The Door is Creaky E


Beginning Reading Lesson Design


Nicole Stewart

Rationale:  Learning phoneme correspondences is such an important concept for children to grasp at such a young age.  When students have a firm basis of phoneme and their correspondences, reading text becomes easier.  Reading is such a fundamental exercise that is needed in everyday activities, and can hinder ones ability in the future if not taken care of from the start.  Students who learn phoneme correspondences can recognize them when read faster and hopefully understand how to blend in a whole word.  The technique allows for children to form words, which is an important foundation for reading.   



        - Picture of door (Phon-Let Pictures) and poster of tongue twister- Eddie the elephant entered the elevator

        - A copy of Red Gets Fed for each student

        - Primary paper and pencils

        - Class set of letter tiles

        - Class set of Elkonin boxes

        - Chalk and chalkboard

        - Cards with pseudo words written on for assessment (dest, seg, heb, tez, slem, breg, sted, peds, sed, fet)



1) Introduce the letter to the students by explaining that letters are given certain sounds and the sounds help us to understand how to read them.  Today we are going to learn about the letter e.  The letter /e/ makes the sound “eh.”  Can everyone repeat that sound after me?

2) Has anyone ever opened up a door or a cabinet and heard a creaking sound like “ehhhhhh?”  This is the sound that is going to represent our short e.  When you make the creaky door sound I want you to pretend like you are opening a door.  I want everyone to pretend like they are opening their door and make the creaky door sound. 

3)  I will then show the picture of the door, and will teach them the tongue twister which is also written down on the poster.  “I have made up a tongue twister to help us hear our creaky e’s.  I am going to read it and then I want all of us to read it together slowly.  Eddie the elephant entered the elevator.”  The students will repeat it slowly after me and I will be pointing to the words for them to see and say.

4)  “I now want you to listen very carefully and I want you to pick out the words that you hear e in.  Do you hear e in bed or mat; nest or house; foot or leg; neck or back?  I want us to repeat the tongue twister once again so that we can put our creaky /e/’s to work.”  I will model the word pet sounding out each letter and leaving the vowel open for them to tell me what I put in that box.    

5) I will have all of the students go back to their seats and have them start on the letterbox lesson.  I will say a word and the students will have to place the letters in the appropriate boxes.  Word List: 3-bet, red, met, big; 4-tent, fast, nest, neck, help. Letters: b, e, t, f, n, a, t, s, d, g, h, p, r. After the students spell the words we will then take away the letterboxes and the students will read the words.   

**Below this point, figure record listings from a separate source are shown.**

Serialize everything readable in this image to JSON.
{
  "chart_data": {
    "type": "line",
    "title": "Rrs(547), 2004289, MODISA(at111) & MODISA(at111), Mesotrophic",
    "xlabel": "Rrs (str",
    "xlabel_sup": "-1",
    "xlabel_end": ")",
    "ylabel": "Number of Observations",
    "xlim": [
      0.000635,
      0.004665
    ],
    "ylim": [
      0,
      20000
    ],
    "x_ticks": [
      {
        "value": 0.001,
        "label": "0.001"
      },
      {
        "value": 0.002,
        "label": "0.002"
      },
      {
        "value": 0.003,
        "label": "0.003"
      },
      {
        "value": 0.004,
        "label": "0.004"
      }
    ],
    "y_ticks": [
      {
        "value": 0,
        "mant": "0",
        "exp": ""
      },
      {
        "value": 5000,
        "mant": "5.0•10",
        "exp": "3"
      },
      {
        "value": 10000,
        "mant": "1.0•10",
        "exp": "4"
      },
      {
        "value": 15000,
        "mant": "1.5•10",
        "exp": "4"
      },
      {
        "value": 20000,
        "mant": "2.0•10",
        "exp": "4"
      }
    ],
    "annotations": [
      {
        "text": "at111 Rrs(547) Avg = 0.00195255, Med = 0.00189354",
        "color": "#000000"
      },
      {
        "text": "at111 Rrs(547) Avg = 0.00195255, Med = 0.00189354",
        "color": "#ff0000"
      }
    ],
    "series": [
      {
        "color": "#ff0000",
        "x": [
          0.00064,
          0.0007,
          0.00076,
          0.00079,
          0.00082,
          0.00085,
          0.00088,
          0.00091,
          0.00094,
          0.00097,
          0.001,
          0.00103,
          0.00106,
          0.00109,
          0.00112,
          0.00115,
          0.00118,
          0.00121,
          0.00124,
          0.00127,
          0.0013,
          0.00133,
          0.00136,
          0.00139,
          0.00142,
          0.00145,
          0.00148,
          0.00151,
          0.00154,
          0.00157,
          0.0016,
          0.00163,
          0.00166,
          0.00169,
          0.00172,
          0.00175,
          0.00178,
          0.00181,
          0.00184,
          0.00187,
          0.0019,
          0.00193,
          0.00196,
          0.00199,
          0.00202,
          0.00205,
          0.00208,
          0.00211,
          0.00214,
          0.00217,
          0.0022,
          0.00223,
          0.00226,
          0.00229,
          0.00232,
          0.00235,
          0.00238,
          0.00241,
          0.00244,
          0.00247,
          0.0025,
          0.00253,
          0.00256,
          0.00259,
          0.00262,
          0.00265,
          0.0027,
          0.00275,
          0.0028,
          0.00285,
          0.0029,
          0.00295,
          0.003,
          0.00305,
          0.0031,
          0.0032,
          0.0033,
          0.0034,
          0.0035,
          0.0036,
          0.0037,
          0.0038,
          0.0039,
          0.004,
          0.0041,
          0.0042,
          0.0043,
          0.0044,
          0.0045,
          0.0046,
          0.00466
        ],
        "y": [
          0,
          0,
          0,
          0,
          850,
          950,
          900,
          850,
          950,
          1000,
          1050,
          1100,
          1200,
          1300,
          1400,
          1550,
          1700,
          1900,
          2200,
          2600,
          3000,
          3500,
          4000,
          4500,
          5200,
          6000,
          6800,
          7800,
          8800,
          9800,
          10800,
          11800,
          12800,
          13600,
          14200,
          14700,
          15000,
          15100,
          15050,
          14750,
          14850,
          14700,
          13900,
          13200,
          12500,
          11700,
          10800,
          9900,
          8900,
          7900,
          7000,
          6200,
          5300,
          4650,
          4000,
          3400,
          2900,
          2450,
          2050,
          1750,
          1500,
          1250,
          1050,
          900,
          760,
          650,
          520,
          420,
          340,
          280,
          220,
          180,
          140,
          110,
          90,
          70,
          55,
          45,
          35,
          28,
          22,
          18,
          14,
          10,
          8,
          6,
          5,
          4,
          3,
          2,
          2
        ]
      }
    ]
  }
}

6)  We will then read Red Gets Fed.  I will read the book to the students one time through and have them follow along.  We will then read it together.  Then we will have students pair up and read with partners.  I think that this will help with any anxiety or any child feeling uncomfortable if having to read by them. 

7)  After reading our story I will have the students write one sentence using our letter short e.  This will allow me to see if the students understand the correspondence and will test their spelling. 


Assessment:   I will call the students to come and read a list of pseudo words to me individually.  The pseudo words will help to assess their ability of short e.  I will flip through the cards one at a time and see if the child is able to read them successfully.  100-90% will let me know if they are ready to move on to another correspondence. List of words: dest, seg, heb, tez, slem, breg, sted, peds, sed, fet





Red Gets Fed Educational Insights, Carson, CA. 1990.